If a given gene is associated with too many Gene Ontology terms, it is hard to make sense of them by looking at the GO Table. Wordclouds constitute a good tool to graphically summarize this type of information. INSECT creates a wordcloud from the words in the different Gene Ontology Terms descriptions for a given gene or for a list of all identified genes. Figure 8 shows a wordcloud made from the Gene Ontology terms descriptions mapped for the Sox2 gene. It is possible to observe how the "transcription", "regulation", "differentiation" and "development" terms are evidently enriched among the GO terms which are indeed the most important roles for the Sox2 gene.

 Figure 10. Wordcloud example output.

### 5.7 Nucleosomes Occupancy

Eukaryotic genomes are packaged into nucleosome particles that occlude the DNA from interacting with most DNA binding proteins. Nucleosomes have higher affinity for particular DNA sequences, reflecting the ability of the sequence to bend sharply, as required by the nucleosome structure. We applied a nucleosome–DNA interaction model developed by Kaplan et al. Nature, 2006 to predict the genome-wide organization of nucleosomes. This model calculates the probability of a base for being occupied by a nucleosome, giving a value between 0 and 1 for low and high probability occupancy, respectively.

### 5.8 View results in the UCSC Genome Browser

The UCSC Genome Browser website provides a rapid and reliable display of any requested portion of genomes at any scale, together with dozens of aligned annotation tracks (known genes, predicted genes, ESTs, mRNAs, CpG islands, assembly gaps and coverage, chromosomal bands, mouse homologies, and more). Half of the annotation tracks are computed at UCSC from publicly available sequence data. The remaining tracks are provided by collaborators worldwide. Users can also add their own custom tracks to the browser for educational or research purposes. INSECT allows the user to display the results as custom tracks automatically uploaded to the browser, allowing rapid visualization of the results together with the pre-computed tracks at the UCSC Genome Browser.
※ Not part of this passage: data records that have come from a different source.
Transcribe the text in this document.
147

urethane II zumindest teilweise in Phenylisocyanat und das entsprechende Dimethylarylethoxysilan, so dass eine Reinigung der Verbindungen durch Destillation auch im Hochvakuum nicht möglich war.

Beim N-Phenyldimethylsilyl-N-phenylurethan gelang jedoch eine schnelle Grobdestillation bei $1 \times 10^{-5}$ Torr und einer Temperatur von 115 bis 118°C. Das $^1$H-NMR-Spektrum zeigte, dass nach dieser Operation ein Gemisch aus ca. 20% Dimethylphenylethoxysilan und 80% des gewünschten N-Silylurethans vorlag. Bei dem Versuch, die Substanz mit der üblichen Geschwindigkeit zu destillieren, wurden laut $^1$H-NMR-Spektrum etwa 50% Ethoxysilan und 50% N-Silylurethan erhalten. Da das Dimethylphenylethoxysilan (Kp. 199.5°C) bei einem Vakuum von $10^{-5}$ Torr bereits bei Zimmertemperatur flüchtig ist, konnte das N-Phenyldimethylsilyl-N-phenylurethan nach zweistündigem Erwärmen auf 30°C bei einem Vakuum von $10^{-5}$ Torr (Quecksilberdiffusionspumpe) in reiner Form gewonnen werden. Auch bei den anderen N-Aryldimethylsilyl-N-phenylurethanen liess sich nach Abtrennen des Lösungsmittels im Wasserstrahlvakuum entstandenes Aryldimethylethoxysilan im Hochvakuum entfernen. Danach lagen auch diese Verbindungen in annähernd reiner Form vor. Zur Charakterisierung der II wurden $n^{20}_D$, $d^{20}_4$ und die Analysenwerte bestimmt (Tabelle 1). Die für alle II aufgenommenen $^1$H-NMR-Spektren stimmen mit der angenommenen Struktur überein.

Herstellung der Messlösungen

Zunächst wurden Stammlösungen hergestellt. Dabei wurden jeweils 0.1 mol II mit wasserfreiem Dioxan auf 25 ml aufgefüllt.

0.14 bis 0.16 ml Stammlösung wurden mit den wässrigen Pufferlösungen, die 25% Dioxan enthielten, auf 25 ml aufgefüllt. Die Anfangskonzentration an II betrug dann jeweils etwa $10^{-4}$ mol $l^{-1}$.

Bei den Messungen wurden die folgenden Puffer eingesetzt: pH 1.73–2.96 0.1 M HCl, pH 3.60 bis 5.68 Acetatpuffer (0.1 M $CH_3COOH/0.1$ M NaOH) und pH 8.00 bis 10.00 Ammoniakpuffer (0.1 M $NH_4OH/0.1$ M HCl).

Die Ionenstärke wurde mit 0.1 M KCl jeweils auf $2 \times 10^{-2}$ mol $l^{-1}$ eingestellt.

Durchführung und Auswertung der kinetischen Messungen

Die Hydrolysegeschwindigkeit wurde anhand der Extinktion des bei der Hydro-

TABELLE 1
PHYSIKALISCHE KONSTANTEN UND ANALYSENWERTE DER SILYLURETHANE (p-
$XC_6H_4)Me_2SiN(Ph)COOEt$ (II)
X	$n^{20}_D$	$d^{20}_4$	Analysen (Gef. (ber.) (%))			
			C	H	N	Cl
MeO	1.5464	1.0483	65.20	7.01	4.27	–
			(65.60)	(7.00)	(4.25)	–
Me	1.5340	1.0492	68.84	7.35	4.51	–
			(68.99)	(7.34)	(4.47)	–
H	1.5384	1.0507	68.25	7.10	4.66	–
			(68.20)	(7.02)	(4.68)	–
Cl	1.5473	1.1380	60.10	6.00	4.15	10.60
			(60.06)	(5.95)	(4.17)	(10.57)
 Figure 11. INSECT results displayed as a UCSC Genome Browser track.

### 5.9 View results in GeneMANIA

INSECT allows linking a list of identified genes with CRM to be analysed with GeneMANIA for nine of the available genomes. By checking the genes of interest and submitting to GeneMANIA, users are able to find other functional associated genes. GeneMANIA association data includes protein and genetic interactions, pathways, co-expression, co-localization and protein domain similarity.

### 5.10 View results in The Ensembl Regulatory Build – the Track Hub

Ensembl has recently released a new feature that aims to annotate regulatory elements in human and mouse genomes by merging both, experimental and computational derived data. The Ensembl Regulatory Build includes data from the ENCODE and The NIH Roadmap Epigenomics project, See Ensembl Regulation overview. INSECT links the results for each identified gene with CRMs to Ensembl Regulatory Build in order to provide users access to this innovatory tool when analysing data from human or mouse. Further reading.

## 6. Known issues

If the database of TFs shows a blank screen, clear the cache of the web browser and reload the page.

## 7. Supported Web Browsers

This website works successfully with the following browsers: Chrome 24+, Firefox 3.6+ (Linux) 17.0+ (Windows), Opera 12+, Internet Explorer 10+

Full compliant HTML5 browsers should also work.